Noveno: Tal como puede advertirse, a diferencia de la simple colisión de reglas, la cual se presenta cuando un mismo supuesto de hecho merece por parte del legislador dos o más consecuencias jurídicas distintas e incompatibles entre sí, y que necesariamente será resuelta prefiriendo una de ellas a costa de la inaplicación o desaparición de la otra en base a criterios específicos para estos casos (como son los de jerarquía, especialidad y lex posterior), la colisión de principios –prioritariamente inmersos en los derechos fundamentales reconocidos por la Constitución– no puede ser resuelta de ningún modo en términos de simplemente preferir uno de ellos y desechar otro, bajo los clásicos criterios de jerarquía, temporalidad o especialidad, o por estimar a priori un principio o derecho fundamental como más valioso que otro, dado que, por regla general, ninguno de los derechos fundamentales reconocidos por la Carta Política puede ser considerado absoluto en su realización y, en esa medida, sería absurdo estimar que alguno de ellos debe siempre y en cualquier caso prevalecer frente a otro u otros de sus pares, ya que la Constitución no establece un sistema de prioridades o excepciones absolutas entre los derechos que ella contiene5.

Décimo: En esta medida, será tarea del juzgador evaluar con detenimiento la controversia sometida a su conocimiento en las acciones constitucionales de control de normas reglamentarias –como la presente–, a fin de poder identificar los casos en los que el juicio a desarrollarse sobre la norma reglamentaria cuestionada no se reduce a un simple conflicto de reglas, sino que los matices que contiene evidencian más bien la existencia de un conflicto de principios inmerso en el asunto a resolverse.

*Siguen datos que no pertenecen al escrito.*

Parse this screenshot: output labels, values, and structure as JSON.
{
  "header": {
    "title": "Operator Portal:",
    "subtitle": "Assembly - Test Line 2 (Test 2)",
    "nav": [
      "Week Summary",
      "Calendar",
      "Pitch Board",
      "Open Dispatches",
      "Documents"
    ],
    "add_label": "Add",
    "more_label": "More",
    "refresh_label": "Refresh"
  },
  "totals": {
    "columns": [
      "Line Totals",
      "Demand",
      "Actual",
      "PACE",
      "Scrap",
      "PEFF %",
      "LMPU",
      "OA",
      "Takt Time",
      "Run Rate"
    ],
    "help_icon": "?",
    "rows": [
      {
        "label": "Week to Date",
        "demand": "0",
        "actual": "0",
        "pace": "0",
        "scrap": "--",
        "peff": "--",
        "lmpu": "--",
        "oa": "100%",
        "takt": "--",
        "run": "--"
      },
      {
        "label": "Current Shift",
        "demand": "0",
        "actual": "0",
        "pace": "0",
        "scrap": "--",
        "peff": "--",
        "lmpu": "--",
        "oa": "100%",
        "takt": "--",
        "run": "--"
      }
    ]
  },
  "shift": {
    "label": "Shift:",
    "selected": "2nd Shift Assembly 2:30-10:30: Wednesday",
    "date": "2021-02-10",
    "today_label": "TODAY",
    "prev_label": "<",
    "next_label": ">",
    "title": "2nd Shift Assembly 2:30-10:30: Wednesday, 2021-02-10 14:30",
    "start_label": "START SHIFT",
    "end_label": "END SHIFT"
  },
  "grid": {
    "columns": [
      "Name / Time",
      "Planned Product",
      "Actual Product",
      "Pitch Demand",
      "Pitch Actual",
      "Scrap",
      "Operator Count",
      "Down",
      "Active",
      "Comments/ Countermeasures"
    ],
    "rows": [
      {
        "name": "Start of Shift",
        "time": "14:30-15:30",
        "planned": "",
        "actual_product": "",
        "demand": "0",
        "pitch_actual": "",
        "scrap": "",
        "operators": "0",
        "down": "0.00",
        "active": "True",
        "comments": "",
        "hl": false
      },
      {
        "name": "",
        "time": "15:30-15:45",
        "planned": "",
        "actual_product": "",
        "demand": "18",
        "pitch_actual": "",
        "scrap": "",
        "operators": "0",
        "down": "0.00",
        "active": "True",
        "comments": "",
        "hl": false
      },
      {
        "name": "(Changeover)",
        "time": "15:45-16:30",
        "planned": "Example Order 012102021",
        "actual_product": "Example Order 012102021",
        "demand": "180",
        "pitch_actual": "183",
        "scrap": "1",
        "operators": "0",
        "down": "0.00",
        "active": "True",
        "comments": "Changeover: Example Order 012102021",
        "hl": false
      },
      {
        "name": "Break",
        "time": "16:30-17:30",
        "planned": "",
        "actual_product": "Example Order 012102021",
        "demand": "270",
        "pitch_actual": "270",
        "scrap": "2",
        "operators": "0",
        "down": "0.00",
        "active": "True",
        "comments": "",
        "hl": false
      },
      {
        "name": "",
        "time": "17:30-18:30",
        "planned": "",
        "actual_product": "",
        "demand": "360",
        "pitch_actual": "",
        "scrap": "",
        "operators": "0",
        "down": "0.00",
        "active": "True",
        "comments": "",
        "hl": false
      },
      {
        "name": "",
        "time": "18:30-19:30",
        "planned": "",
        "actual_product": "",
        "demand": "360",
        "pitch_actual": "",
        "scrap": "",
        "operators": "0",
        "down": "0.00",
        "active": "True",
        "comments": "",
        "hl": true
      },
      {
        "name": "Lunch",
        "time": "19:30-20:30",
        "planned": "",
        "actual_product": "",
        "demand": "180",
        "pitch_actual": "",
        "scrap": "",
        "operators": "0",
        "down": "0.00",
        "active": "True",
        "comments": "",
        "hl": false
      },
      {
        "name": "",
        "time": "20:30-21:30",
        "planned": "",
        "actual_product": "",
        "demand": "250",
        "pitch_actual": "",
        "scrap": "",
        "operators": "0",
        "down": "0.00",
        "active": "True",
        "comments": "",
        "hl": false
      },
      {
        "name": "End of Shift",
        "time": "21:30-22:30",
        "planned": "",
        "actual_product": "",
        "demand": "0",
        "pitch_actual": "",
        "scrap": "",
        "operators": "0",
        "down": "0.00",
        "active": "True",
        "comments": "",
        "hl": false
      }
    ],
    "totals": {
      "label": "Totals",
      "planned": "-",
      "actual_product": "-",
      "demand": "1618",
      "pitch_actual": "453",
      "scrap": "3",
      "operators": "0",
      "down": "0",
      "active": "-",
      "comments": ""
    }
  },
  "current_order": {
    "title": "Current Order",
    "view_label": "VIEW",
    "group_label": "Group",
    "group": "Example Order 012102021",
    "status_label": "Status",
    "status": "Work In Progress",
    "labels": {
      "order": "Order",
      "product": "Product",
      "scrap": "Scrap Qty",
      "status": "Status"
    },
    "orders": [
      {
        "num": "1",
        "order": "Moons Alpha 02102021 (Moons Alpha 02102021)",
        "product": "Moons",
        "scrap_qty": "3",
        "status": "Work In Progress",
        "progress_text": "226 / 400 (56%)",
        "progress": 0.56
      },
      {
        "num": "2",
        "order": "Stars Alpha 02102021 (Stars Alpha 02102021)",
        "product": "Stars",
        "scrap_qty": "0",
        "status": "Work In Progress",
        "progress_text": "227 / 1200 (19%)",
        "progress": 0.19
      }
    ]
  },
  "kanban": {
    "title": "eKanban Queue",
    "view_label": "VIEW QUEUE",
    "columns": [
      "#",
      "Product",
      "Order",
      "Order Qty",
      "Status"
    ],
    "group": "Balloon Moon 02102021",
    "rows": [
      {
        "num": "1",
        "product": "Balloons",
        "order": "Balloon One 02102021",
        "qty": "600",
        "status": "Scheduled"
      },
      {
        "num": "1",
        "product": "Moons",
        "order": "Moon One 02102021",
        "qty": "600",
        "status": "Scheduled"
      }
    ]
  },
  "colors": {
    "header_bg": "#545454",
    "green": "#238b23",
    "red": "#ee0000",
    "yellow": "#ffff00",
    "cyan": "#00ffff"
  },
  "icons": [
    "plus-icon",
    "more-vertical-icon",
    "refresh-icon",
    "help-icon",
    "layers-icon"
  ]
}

Para ello, una autorizada doctrina ha sostenido que estas situaciones ocurren, por regla general, cuando “(…) para resolver un caso, no puede partir directamente de una regla, de una pauta de comportamiento específica, que controla el caso y que (…) permitiría un razonamiento de tipo clasificatorio o subjuntivo (…)”6 o “(…) cuando en un caso concreto son relevantes dos o más disposiciones jurídicas, que fundamentan prima facie dos normas incompatibles entre sí, y que pueden ser propuestas como soluciones para el caso (…)”7.

Undécimo: En esta ocasión, es evidente para esta Sala Suprema que el conflicto elevado en apelación implica necesariamente un debate que debe ser traducido en términos de una colisión de principios, pues la impugnación que ha planteado la Minera Yanacocha Sociedad de Responsabilidad Limitada contra el Decreto Supremo N° 055-2010-EM no puede ser abordada por este Colegiado tomando como punto de partida una regla específica dentro de nuestro ordenamiento jurídico, por dos razones: a) Primero, porque no existe una regla dentro de él que sea idónea para afrontar adecuadamente los términos de la impugnación contenida en la demanda; y b) Segundo, porque el propio cuestionamiento formulado por la actora contra la norma antes señalada ha sido planteado en su demanda en la forma de un conflicto que implica la afectación de principios de orden constitucional que, en su opinión, son vulnerados por los artículos 7, 65 y 66 del Decreto Supremo N° 055-2010-EM.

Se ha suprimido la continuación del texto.